Making a resolution for the new year can be a wonderful catalyst for change in your life—or a setup for failure by the spring! This January, we’re talking to local experts about common resolutions and how you can improve your chances of carrying through. 

Lauren Flores spends most of her time helping people work on their fitness in Moab, offering customized fitness training programs at the Moab Recreation and Aquatic Center and Southtown Gym. She is certified as a personal trainer by the American Council on Exercise, a functional strength specialist by the American Council on Exercise, an instructor by Animal Flow Official, and PN1 coach by Precision Nutrition. 

Lauren Flores. [Courtesy photo]

So what’s her advice on your 2023 fitness goals? 

1. Adopt a weekly or daily ritual. 

“Busy is the norm in the 21st century,” Flores said. “You will never find the time for fitness—you’ll have to make it. These rituals can be simple 5-minute tasks like adding workout reminders to your calendar, or they can be more complex like scheduling meal prep once a week. Whatever you decide, make sure the ritual is easy enough that you can do it at least 90% of the time.”

2. Regulate your eating behaviors. 

“One of the simplest ways to get a head start on healthy nutrition is to eat at the same time every day. Having scheduled meal times will help automate the task of eating and regulate biological rhythms. Once you nail the timing, you can begin to focus on your plate’s content.”

3. Walk more! 

“This doesn’t have to be overly complicated—just use your legs to get you from point A to point B more often. Step count does correlate with health markers like body weight and blood pressure. Try tracking your steps with a basic app for a week to get your baseline. Then, aim to increase that number by 200-500 steps every week.”

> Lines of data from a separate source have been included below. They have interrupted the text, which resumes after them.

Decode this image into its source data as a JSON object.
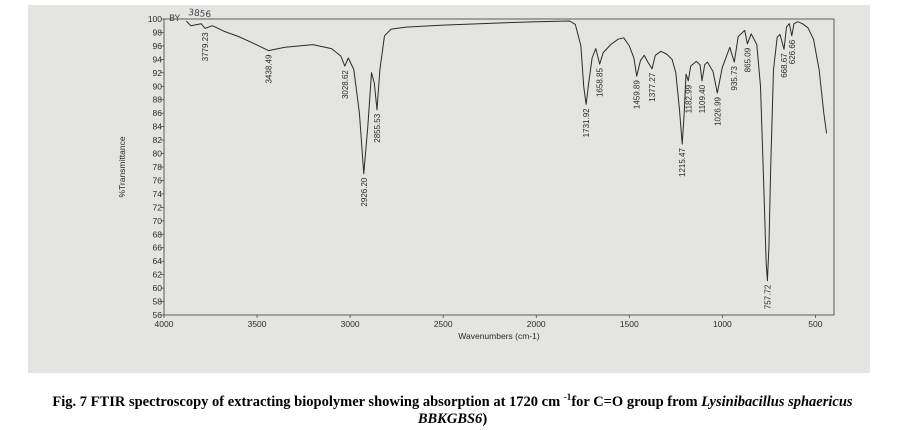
{
  "chart_data": {
    "type": "line",
    "title": "",
    "xlabel": "Wavenumbers (cm-1)",
    "ylabel": "%Transmittance",
    "xlim": [
      4000,
      400
    ],
    "ylim": [
      56,
      100
    ],
    "x_reversed": true,
    "grid": false,
    "x_ticks": [
      4000,
      3500,
      3000,
      2500,
      2000,
      1500,
      1000,
      500
    ],
    "y_ticks": [
      56,
      58,
      60,
      62,
      64,
      66,
      68,
      70,
      72,
      74,
      76,
      78,
      80,
      82,
      84,
      86,
      88,
      90,
      92,
      94,
      96,
      98,
      100
    ],
    "series": [
      {
        "points": [
          [
            3880,
            99.7
          ],
          [
            3856,
            99.0
          ],
          [
            3800,
            99.3
          ],
          [
            3779.23,
            98.6
          ],
          [
            3740,
            99.0
          ],
          [
            3680,
            98.2
          ],
          [
            3600,
            97.4
          ],
          [
            3520,
            96.4
          ],
          [
            3438.49,
            95.3
          ],
          [
            3350,
            95.8
          ],
          [
            3200,
            96.2
          ],
          [
            3100,
            95.6
          ],
          [
            3050,
            94.5
          ],
          [
            3028.62,
            93.0
          ],
          [
            3010,
            94.2
          ],
          [
            2980,
            92.5
          ],
          [
            2950,
            86.0
          ],
          [
            2926.2,
            77.0
          ],
          [
            2905,
            84.0
          ],
          [
            2885,
            92.0
          ],
          [
            2870,
            90.5
          ],
          [
            2855.53,
            86.5
          ],
          [
            2840,
            92.5
          ],
          [
            2815,
            97.5
          ],
          [
            2780,
            98.5
          ],
          [
            2700,
            98.8
          ],
          [
            2500,
            99.1
          ],
          [
            2200,
            99.4
          ],
          [
            2000,
            99.6
          ],
          [
            1820,
            99.7
          ],
          [
            1790,
            99.2
          ],
          [
            1760,
            96.0
          ],
          [
            1745,
            90.0
          ],
          [
            1731.92,
            87.3
          ],
          [
            1718,
            90.5
          ],
          [
            1700,
            94.2
          ],
          [
            1680,
            95.6
          ],
          [
            1658.85,
            93.3
          ],
          [
            1640,
            95.0
          ],
          [
            1600,
            96.2
          ],
          [
            1560,
            97.0
          ],
          [
            1530,
            97.2
          ],
          [
            1500,
            96.0
          ],
          [
            1475,
            94.2
          ],
          [
            1459.89,
            91.5
          ],
          [
            1440,
            93.8
          ],
          [
            1420,
            94.6
          ],
          [
            1400,
            93.6
          ],
          [
            1377.27,
            92.6
          ],
          [
            1360,
            94.6
          ],
          [
            1330,
            95.2
          ],
          [
            1300,
            94.8
          ],
          [
            1270,
            94.0
          ],
          [
            1250,
            92.0
          ],
          [
            1230,
            86.5
          ],
          [
            1215.47,
            81.4
          ],
          [
            1205,
            86.0
          ],
          [
            1195,
            91.8
          ],
          [
            1182.99,
            90.8
          ],
          [
            1170,
            93.0
          ],
          [
            1140,
            93.7
          ],
          [
            1120,
            93.2
          ],
          [
            1109.4,
            90.8
          ],
          [
            1095,
            93.2
          ],
          [
            1080,
            93.6
          ],
          [
            1050,
            92.2
          ],
          [
            1026.99,
            89.0
          ],
          [
            1000,
            92.8
          ],
          [
            960,
            95.8
          ],
          [
            935.73,
            93.6
          ],
          [
            915,
            97.4
          ],
          [
            880,
            98.3
          ],
          [
            865.09,
            96.3
          ],
          [
            845,
            97.8
          ],
          [
            815,
            96.2
          ],
          [
            795,
            90.0
          ],
          [
            778,
            76.0
          ],
          [
            765,
            64.0
          ],
          [
            757.72,
            61.1
          ],
          [
            750,
            66.0
          ],
          [
            740,
            78.0
          ],
          [
            725,
            92.5
          ],
          [
            705,
            97.3
          ],
          [
            690,
            97.7
          ],
          [
            668.67,
            95.5
          ],
          [
            655,
            98.8
          ],
          [
            640,
            99.3
          ],
          [
            626.66,
            97.5
          ],
          [
            615,
            99.3
          ],
          [
            595,
            99.6
          ],
          [
            570,
            99.3
          ],
          [
            540,
            98.7
          ],
          [
            510,
            97.0
          ],
          [
            480,
            92.5
          ],
          [
            455,
            86.0
          ],
          [
            440,
            83.0
          ]
        ]
      }
    ],
    "peak_labels": [
      "3779.23",
      "3438.49",
      "3028.62",
      "2926.20",
      "2855.53",
      "1731.92",
      "1658.85",
      "1459.89",
      "1377.27",
      "1215.47",
      "1182.99",
      "1109.40",
      "1026.99",
      "935.73",
      "865.09",
      "757.72",
      "668.67",
      "626.66"
    ],
    "annotations": [
      "BY",
      "3856"
    ]
  },
  "caption": {
    "prefix": "Fig. 7 FTIR spectroscopy of extracting biopolymer showing absorption at 1720 cm ",
    "superscript": "-1",
    "middle": "for C=O group from ",
    "organism": "Lysinibacillus sphaericus",
    "strain": "BBKGBS6",
    "suffix": ")"
  }
}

4. Add more whole, minimally processed foods to your diet. 

“No, this doesn’t mean you need to buy everything organic, pastured, wild, fair-trade, and all those other bait words on food packaging. It means before you eat that 3 p.m. brownie (even if it’s a vegan, keto, hand-picked organic cacao brownie), eat a piece of fruit. The idea is that over time, we can displace that ‘bad’ food with ‘good’ food, since the nutrient density of an apple is more satisfying than that of a brownie.”